В «постперестроечное» время проза М. многократно изд. (существует и «аудио-версия» романа «Циники»). И. Бродский находил, что «Циники» ― едва ли не лучший русский роман XX в. В 1991 Д. Месхиевым и В. Тодоровским был снят фильм под тем же назв.

Соч. : Буян-остров: Имажинизм. М., 1920; Рождение поэта. Шут Балакирев: пьесы. Л., 1959; Роман без вранья. Циники. Мой век, моя молодость, мои друзья и подруги. Л., 1988; Бритый человек. М., 1991; Неизв. Мариенгоф: избр. стихи и поэмы 1916–62 гг. СПб., 1996; Бессмертная трилогия (название авторское. - Прим. ред .). М., 1999;Стихотворения и поэмы. СПб., 2002 (Новая БП. МС); [Стихи] // Русские стихи 1950–2000 гг.: антол.: в 2 т. / сост. И. Ахметьев, Г. Лукомников, В. Орлов, А. Урицкий. М., 2010; Собр. соч. в 3 т. М., 2013.

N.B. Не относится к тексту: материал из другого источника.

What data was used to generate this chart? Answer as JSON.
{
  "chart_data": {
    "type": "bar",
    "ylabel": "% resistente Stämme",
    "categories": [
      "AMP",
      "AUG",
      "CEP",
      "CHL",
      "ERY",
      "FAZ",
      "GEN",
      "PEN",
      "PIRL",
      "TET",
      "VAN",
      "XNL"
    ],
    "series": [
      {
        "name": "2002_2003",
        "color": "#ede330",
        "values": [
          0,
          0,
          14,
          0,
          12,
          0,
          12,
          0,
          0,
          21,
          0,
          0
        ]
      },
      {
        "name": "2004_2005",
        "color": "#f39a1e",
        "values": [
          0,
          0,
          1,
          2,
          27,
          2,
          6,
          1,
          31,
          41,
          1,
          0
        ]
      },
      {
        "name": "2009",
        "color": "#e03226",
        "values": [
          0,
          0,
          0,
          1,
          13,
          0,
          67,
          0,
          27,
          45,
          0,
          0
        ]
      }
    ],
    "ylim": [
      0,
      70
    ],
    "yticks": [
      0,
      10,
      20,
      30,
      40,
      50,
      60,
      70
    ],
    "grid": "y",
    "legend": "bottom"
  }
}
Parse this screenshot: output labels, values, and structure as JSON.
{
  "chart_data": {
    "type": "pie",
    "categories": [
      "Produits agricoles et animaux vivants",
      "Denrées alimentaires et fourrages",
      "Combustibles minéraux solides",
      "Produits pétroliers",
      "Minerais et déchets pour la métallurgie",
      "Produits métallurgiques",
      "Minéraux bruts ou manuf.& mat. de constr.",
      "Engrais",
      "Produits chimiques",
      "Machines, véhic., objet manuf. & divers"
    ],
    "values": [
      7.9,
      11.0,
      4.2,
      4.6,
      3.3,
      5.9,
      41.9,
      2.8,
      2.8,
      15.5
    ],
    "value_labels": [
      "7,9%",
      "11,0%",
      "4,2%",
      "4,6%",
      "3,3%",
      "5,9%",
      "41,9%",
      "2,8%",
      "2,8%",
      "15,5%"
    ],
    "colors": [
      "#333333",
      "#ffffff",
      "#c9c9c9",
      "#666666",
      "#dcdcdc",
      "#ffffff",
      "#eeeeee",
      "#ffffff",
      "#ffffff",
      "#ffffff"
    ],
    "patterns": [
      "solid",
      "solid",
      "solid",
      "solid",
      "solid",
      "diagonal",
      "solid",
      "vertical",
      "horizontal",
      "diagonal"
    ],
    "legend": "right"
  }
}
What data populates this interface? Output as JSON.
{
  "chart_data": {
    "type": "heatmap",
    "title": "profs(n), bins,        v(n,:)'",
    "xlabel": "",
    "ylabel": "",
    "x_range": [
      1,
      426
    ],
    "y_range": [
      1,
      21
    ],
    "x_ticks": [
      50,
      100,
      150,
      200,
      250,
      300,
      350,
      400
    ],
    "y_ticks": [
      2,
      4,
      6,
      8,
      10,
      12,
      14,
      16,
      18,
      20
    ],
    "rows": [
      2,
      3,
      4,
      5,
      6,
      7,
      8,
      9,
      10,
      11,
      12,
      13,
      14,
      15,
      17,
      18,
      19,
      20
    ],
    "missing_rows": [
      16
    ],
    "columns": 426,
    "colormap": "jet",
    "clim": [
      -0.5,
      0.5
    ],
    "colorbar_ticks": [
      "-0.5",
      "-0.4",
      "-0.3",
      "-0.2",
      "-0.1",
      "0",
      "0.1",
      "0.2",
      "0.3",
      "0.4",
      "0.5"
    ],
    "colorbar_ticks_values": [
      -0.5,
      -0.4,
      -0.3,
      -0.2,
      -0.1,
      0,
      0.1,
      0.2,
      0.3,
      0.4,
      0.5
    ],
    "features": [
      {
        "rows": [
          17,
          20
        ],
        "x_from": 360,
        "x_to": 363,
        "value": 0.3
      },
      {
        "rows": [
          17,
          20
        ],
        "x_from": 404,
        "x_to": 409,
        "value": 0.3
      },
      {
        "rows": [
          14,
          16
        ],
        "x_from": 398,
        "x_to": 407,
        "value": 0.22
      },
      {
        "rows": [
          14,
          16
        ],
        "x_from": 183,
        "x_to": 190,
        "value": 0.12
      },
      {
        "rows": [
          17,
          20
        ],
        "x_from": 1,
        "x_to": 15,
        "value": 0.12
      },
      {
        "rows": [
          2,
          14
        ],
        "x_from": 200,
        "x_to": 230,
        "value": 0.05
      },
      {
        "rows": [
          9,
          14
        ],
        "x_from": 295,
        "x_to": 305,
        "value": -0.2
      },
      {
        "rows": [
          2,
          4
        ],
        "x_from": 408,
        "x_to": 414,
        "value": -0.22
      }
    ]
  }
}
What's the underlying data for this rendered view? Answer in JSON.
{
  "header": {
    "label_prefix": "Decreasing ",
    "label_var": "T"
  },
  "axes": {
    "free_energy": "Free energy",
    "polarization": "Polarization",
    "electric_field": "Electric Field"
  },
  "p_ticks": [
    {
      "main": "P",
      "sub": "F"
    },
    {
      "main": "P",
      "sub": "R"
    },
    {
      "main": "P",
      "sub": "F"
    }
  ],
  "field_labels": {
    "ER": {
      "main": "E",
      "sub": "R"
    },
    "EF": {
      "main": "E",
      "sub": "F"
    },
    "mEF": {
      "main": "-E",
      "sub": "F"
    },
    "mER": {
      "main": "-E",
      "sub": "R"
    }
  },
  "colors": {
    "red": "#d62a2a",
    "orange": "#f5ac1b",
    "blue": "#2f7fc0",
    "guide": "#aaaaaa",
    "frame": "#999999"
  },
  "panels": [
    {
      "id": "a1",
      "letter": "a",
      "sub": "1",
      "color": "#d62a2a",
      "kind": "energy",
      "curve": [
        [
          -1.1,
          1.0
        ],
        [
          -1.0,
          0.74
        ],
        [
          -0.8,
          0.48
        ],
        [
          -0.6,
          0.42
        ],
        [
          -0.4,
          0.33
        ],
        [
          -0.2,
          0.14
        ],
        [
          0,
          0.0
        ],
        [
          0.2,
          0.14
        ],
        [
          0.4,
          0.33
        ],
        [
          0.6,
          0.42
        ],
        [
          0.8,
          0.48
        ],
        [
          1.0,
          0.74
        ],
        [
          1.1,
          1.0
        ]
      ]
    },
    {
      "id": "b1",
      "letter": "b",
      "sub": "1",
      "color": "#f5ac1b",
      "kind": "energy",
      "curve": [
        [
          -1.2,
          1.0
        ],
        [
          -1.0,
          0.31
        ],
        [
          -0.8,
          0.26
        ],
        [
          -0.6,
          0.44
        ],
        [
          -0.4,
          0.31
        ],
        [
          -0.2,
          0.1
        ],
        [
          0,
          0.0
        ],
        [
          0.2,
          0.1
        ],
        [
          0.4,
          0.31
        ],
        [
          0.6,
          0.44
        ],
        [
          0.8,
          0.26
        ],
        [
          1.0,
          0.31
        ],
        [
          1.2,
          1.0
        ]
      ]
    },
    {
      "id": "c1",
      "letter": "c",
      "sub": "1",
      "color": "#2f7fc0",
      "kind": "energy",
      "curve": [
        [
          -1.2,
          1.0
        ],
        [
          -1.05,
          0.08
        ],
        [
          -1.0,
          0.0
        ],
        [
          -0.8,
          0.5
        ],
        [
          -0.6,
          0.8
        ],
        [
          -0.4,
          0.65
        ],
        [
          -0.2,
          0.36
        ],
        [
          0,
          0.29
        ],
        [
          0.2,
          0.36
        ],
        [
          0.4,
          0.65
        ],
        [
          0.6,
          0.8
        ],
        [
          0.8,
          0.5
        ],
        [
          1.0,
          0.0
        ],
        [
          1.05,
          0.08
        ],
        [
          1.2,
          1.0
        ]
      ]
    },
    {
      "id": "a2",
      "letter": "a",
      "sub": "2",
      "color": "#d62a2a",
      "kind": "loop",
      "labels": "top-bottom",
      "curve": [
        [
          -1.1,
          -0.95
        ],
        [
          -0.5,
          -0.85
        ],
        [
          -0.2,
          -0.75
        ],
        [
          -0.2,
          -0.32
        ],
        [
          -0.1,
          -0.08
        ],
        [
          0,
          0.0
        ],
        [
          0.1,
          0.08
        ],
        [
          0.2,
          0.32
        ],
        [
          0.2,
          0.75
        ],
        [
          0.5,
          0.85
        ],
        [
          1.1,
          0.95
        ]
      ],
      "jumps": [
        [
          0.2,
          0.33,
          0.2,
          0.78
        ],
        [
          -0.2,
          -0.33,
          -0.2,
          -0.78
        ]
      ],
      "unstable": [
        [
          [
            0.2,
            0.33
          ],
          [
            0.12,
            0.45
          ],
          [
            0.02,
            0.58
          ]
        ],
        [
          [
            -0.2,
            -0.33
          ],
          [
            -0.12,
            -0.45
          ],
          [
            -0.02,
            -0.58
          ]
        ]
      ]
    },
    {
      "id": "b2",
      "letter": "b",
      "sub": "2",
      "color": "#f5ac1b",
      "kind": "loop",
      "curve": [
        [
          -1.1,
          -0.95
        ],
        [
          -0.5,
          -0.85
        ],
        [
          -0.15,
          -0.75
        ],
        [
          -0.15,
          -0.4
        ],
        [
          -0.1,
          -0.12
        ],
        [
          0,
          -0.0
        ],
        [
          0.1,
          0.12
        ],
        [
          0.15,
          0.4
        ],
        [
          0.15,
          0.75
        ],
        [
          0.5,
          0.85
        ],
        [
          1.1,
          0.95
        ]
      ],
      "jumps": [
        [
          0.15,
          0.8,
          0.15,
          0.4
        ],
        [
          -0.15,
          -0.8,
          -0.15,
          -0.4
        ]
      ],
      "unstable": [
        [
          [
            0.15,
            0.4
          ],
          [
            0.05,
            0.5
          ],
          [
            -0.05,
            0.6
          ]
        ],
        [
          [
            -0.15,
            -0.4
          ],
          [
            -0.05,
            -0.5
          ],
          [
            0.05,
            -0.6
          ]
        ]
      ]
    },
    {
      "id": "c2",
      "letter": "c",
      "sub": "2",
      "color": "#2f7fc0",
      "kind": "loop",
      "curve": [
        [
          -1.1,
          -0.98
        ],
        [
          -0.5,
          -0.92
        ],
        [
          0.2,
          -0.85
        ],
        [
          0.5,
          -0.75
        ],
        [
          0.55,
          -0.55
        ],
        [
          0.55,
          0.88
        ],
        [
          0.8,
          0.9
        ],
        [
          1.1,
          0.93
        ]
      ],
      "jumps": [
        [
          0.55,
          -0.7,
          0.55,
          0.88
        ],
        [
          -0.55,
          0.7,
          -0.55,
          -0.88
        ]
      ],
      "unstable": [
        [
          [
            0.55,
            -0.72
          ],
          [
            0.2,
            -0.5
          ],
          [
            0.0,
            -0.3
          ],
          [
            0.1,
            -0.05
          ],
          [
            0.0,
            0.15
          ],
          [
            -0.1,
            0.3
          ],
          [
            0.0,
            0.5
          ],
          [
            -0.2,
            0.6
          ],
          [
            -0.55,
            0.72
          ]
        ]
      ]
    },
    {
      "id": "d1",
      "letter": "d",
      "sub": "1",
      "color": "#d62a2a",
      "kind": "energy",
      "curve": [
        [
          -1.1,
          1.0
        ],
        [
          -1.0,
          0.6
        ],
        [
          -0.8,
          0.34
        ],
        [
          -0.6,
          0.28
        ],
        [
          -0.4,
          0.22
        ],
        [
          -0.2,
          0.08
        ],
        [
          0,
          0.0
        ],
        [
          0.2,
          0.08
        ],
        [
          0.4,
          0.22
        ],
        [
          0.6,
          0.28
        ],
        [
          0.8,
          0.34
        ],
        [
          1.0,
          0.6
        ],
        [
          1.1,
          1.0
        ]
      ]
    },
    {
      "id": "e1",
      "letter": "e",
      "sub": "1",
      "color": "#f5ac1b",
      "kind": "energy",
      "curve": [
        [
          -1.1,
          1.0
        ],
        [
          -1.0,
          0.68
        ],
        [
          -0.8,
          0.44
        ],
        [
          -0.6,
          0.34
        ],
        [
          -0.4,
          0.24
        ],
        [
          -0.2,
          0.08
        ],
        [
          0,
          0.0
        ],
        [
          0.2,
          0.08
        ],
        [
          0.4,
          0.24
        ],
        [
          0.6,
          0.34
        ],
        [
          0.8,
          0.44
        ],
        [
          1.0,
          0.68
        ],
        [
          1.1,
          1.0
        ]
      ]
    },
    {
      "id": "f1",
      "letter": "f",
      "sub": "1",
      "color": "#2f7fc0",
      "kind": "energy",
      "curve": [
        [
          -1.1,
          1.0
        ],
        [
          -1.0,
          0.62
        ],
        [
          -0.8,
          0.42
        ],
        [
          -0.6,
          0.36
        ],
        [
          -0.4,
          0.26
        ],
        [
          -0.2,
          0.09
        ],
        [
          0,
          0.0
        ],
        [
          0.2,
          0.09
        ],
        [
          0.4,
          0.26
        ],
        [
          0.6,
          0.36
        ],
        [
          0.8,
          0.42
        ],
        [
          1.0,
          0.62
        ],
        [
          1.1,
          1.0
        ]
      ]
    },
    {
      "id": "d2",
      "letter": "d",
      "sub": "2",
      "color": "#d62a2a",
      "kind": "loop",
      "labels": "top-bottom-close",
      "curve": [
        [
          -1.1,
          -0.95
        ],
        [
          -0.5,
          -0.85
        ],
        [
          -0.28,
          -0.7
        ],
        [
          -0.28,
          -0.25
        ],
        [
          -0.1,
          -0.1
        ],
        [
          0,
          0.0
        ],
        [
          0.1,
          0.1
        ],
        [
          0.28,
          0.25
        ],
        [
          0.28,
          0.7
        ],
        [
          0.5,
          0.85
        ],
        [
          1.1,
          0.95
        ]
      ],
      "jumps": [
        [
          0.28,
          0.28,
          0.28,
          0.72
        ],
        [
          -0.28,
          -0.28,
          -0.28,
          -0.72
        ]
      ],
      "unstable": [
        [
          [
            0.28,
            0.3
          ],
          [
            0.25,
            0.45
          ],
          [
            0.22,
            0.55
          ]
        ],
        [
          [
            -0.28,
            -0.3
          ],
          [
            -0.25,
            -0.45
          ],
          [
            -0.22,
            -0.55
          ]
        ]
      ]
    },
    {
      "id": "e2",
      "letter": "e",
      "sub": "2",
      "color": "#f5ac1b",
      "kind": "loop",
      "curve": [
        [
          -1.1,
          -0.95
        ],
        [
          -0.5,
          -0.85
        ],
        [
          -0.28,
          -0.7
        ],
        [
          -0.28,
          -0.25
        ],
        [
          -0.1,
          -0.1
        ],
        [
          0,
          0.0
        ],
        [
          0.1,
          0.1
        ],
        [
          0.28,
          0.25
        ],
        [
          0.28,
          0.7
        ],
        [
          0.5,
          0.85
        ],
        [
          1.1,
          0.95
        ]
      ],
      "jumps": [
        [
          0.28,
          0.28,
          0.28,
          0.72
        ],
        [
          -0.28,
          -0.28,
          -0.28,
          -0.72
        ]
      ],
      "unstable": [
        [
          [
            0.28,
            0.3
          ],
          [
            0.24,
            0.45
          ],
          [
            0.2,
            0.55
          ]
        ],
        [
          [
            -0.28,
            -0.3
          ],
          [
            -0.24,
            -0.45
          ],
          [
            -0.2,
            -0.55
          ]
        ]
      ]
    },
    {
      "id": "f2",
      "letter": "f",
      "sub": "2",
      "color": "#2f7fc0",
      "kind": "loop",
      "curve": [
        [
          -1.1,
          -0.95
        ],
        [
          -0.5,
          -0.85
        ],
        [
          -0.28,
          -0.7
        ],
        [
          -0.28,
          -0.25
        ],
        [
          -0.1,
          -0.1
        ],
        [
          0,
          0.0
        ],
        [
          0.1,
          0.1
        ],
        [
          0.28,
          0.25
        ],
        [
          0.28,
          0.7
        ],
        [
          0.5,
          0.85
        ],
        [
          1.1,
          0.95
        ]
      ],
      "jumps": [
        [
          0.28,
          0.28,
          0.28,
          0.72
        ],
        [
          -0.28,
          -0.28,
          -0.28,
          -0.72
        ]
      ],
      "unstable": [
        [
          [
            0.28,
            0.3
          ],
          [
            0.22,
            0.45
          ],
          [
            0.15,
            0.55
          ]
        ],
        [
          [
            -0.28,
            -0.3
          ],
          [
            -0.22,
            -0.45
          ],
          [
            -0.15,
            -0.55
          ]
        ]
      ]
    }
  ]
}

Лит .: Авраамов Арс. Воплощение: Есенин - Мариенгоф. М., 1921; Григорьев С. Пророки и предтечи посл. завета: Имажинисты Есенин, Кусиков, Мариенгоф. М., 1921; Львов-Рогачевский В. Имажинизм и его образоносцы. Ревель, 1921; Писатели Л-да: Биобиблиогр. справочник. 1934–81 / авт.-сост. В. Бахтин и А. Лурье. Л.: Лениздат, 1982; Аверин Б. Проза Мариен­гофа // Роман без вранья; Циники; Мой век, моя молодость, мои друзья и подруги. Л., 1988; Бобрецов В. Анатолий Мариенгоф // Русская лит-ра. 1991. № 4; Большун Б. Есенин и Мариенгоф: «Роман без вранья» или «Вранье без романов»? Гродно, 1993; Макарова И. Поэты русского имажинизма // Макарова И. Очерки истории русской лит-ры XX в. СПб., 1995; Ласкин А. Тросточка против безумия (штрихи к портрету поэта А. Б. Мариенгофа) // Неизв. Мариенгоф. СПб., 1996; Хуттунен Т. «Циники» А. Б. Мариенгофа - монтаж вымысла и факта // Проблемы и границы в культуре. Тарту, 1998; Русский имажинизм. История. Теория. Практика: сб. ст. М., 2003; Радечко П. Троянский конь репутации Есенина. Брест, 2005; Хуттунен Т. Оскар Уайльд из Пензы // Век нынешний и век минувший. Тарту, 2006. Ч. 2; Хуттунен Т. Забытый роман: История «Циников». Анатолий Мариенгоф // Varietas et concordia. Helsinki, 2007; Прилепин З. Непохожие поэты. Мариенгоф. Корнилов Луговской. М., 2015 (ЖЗЛ).